Когда-то давно жили были смурь и кромь. Все их знали, и никто их не любил. Куда не приходила смурь, тут же люди злились, насупливали брови и гнали ее пинками. Еще хуже было кроми — ее выгоняли дубиной и вилами.
И вот собрались они и пошли, куда глаза глядят. Долго ли, коротко ли, а забрались в непролазную чащу, и там, в самой глуши, среди кривых елей и мухоморов, набрели на избу на курьих ногах.
Из избы выскочила баба-яга и заорала не русским языком:
— Йонко пекка туу менкале?
— Не ругайся, бабушка, это мы, смурь и кромь, все нас гонят, никто нас не любит.
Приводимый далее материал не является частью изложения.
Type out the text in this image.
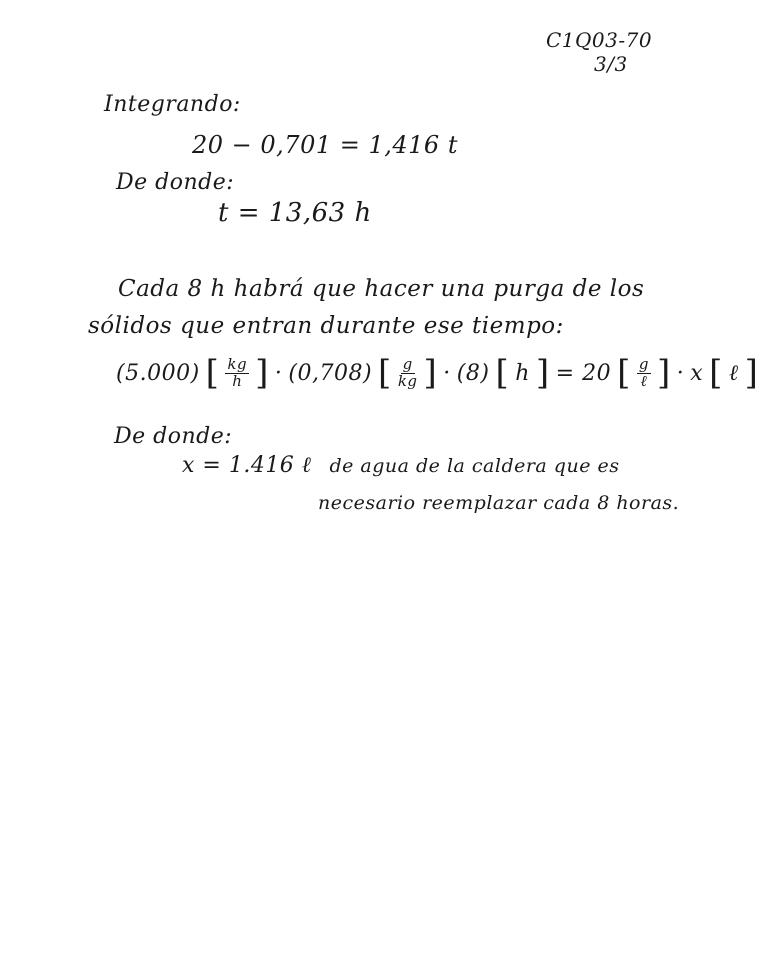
C1Q03-70
3/3
Integrando:
20 − 0,701 = 1,416 t
De donde:
t = 13,63 h
Cada 8 h habrá que hacer una purga de los
sólidos que entran durante ese tiempo:
(5.000) [ $\frac{kg}{h}$ ] · (0,708) [ $\frac{g}{kg}$ ] · (8) [ h ] = 20 [ $\frac{g}{\text{ℓ}}$ ] · x [ ℓ ]
De donde:
x = 1.416 ℓ de agua de la caldera que es
necesario reemplazar cada 8 horas.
— Туоксу венаалайсите... Тьфу, язык сломаешь! — отвечала бабка, — Русским духом запахло! Чего надобно, отвечайте коротко, по-военному.
— Помоги нам, бабушка!
— Так чего хотите-то?
— Чтоб нас не гнали, а привечали.
— Ладно, помогу. Ступайте все прямо да налево, там будет широкая река, а при реке огромная болотина. Как придете, ты, смурь, расстелись над болотиной, а ты, кромь, растворись в реке. Там и будет ваше местожительство на долгие века. Как придут к этой реке да болотине люди, то поставят они там дома каменные, замостят улицы гладкие, поставят фонари масляные. Тут и настанет ваше время.
Люди станут ругать вас, смурь да кромь, только выгнать не догадаются, потому что вы там раньше поселитесь, и будут они считать вас коренными жителями. Будут приходить к вам в ножки кланяться, будут песни про вас петь да сказки сочинять, далеко по всей земле разнесется весть, что есть такой город — смурной и кромешный, и будете вы тогда в славе и почете.
Послушались смурь и кромь, да и сделали все по-бабкиному. Так и вышло.
И вот сижу я сейчас среди ясного дня, гляжу в окошко — а там в каждом канале, в каждой речушке кромь обретается, под каждым мостом, округ каждого окна смурь собирается, и ничего уже не поделать. Даже бабу-ягу эту хитровредную уже не сыскать. Обидно!